企業は多様なリスクに直面している。本書ではそれを戦略リスク、操業リスク、財務金融リスクの3つに大別しているが、重要なことは、ここでのリスクの中には単に事故や自然災害のようなものだけではなく、利益変動を引き起こすものすべてが含まれている点である。そして、企業全体としてそのリスクを統合し、リスクに対する反応戦略を設計することの重要性を本書は強調している。
本書の中心的内容は、ERMの先駆企業の事例研究であり、ユナイテッド・グレイン・グロワーズ(農業)、デュポン(化学)、ユノカル(エネルギー)、チェース・マンハッタン(金融)、マイクロソフト(IT)の5社がとりあげられている。事例研究はリスクマネジメントに関するいかなる単一事例もすべての会社にフィットするわけではないこと、しかしながら組織全体としてリスクを統合し管理することが重要であることを示している。
本書の論述は簡潔かつ説得的である。実用性も高く、たとえばデュポン社が提唱しているアーニング・アット・リスク(EaR)など、ERMのための手法の紹介もある。EaRは将来一定期間の中でたとえば5%の確率で起こる最悪の利益額をいう。これは金融機関のBIS(国際決済銀行)規制の資産価値の変動リスク測度であるバリュー・アット・リスク(VaR)を利益概念に応用したものである。
アメリカにおける原書の出版は2002年であり、日本語訳の出版は2003年12月である。

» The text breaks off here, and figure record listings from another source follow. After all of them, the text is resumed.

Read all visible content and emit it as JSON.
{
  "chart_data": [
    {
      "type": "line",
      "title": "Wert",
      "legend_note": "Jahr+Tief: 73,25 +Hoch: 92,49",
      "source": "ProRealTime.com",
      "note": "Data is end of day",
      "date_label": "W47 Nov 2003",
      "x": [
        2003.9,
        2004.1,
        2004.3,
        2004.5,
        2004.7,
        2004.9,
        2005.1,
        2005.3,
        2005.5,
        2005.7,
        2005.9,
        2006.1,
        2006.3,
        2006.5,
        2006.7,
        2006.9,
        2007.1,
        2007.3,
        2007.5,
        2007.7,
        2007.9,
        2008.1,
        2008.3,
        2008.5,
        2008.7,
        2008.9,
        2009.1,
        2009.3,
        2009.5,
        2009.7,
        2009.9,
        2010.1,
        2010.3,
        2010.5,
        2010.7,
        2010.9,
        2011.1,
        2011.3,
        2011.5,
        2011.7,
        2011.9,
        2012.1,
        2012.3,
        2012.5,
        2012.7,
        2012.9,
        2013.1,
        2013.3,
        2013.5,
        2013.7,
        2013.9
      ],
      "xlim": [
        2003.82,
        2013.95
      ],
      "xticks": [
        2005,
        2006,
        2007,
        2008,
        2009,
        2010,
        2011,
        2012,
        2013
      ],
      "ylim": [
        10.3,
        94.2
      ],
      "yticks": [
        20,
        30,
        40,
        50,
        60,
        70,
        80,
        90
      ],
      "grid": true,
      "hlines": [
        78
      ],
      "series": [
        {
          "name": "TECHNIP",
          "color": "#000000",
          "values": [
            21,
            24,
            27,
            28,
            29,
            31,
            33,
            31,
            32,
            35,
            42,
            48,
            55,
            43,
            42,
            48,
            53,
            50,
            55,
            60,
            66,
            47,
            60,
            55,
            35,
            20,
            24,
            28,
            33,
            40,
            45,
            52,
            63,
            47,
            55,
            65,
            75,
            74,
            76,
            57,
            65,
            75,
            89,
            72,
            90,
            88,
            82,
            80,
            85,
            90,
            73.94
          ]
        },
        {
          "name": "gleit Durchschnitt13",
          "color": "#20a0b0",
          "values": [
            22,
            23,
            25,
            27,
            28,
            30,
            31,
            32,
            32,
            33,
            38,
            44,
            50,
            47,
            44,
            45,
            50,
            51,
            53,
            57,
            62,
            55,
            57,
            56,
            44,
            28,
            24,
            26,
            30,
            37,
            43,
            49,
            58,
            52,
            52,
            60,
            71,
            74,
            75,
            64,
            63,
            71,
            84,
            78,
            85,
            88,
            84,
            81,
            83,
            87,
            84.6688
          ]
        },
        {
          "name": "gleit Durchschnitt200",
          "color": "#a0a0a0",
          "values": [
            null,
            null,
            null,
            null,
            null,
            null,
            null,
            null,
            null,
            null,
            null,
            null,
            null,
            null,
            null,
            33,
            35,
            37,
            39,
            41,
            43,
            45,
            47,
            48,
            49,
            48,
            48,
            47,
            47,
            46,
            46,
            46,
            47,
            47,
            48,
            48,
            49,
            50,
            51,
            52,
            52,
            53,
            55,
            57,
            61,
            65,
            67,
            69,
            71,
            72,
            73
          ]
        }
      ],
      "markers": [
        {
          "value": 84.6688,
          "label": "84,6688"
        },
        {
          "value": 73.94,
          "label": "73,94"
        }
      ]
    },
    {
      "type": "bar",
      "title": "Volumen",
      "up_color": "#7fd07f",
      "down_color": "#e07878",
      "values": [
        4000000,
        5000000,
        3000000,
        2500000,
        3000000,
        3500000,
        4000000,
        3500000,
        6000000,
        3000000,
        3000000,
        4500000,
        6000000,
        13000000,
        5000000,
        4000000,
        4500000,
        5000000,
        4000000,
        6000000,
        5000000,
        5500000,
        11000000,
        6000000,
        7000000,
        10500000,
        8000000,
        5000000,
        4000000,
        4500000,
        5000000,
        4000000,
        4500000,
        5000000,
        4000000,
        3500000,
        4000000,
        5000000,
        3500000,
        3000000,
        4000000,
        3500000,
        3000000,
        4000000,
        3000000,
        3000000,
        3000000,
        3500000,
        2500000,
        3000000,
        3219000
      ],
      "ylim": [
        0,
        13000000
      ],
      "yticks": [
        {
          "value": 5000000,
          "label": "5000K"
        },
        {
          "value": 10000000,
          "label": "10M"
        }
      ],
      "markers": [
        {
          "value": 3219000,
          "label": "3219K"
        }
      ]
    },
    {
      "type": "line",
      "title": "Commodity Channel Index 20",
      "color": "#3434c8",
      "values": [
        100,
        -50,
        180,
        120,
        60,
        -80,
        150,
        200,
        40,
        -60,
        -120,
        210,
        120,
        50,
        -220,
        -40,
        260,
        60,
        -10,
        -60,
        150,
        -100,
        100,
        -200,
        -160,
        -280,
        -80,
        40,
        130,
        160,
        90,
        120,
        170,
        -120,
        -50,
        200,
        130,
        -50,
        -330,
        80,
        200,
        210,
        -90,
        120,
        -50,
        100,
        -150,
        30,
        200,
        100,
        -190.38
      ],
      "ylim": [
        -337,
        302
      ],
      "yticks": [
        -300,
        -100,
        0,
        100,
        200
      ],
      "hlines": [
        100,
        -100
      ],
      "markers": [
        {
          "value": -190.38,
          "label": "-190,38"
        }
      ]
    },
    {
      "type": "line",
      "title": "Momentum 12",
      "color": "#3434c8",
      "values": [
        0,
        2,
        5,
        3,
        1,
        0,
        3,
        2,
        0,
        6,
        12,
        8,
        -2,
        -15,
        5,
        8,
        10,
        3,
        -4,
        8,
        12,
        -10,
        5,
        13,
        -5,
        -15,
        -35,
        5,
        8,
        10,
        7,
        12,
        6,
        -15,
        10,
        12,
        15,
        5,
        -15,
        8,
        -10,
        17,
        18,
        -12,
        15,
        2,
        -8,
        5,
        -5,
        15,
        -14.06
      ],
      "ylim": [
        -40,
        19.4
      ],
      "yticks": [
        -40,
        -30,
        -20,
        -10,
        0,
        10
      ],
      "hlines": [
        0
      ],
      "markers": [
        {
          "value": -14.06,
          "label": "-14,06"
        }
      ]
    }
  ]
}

関連する人材の育成が急務なので、時宜を得た出版であり、翻訳が出たことの意義は大きい。(榊原清則)
尤も、訳書は誤訳・誤植が多い上、専門用語への無知も伺わせるものがあり、学生アルバイトにでも下訳させ、校正に手を抜いたとしか思えない。
「トレッドウェイ」が人名であることも知らない訳者がプロとは言いがたい。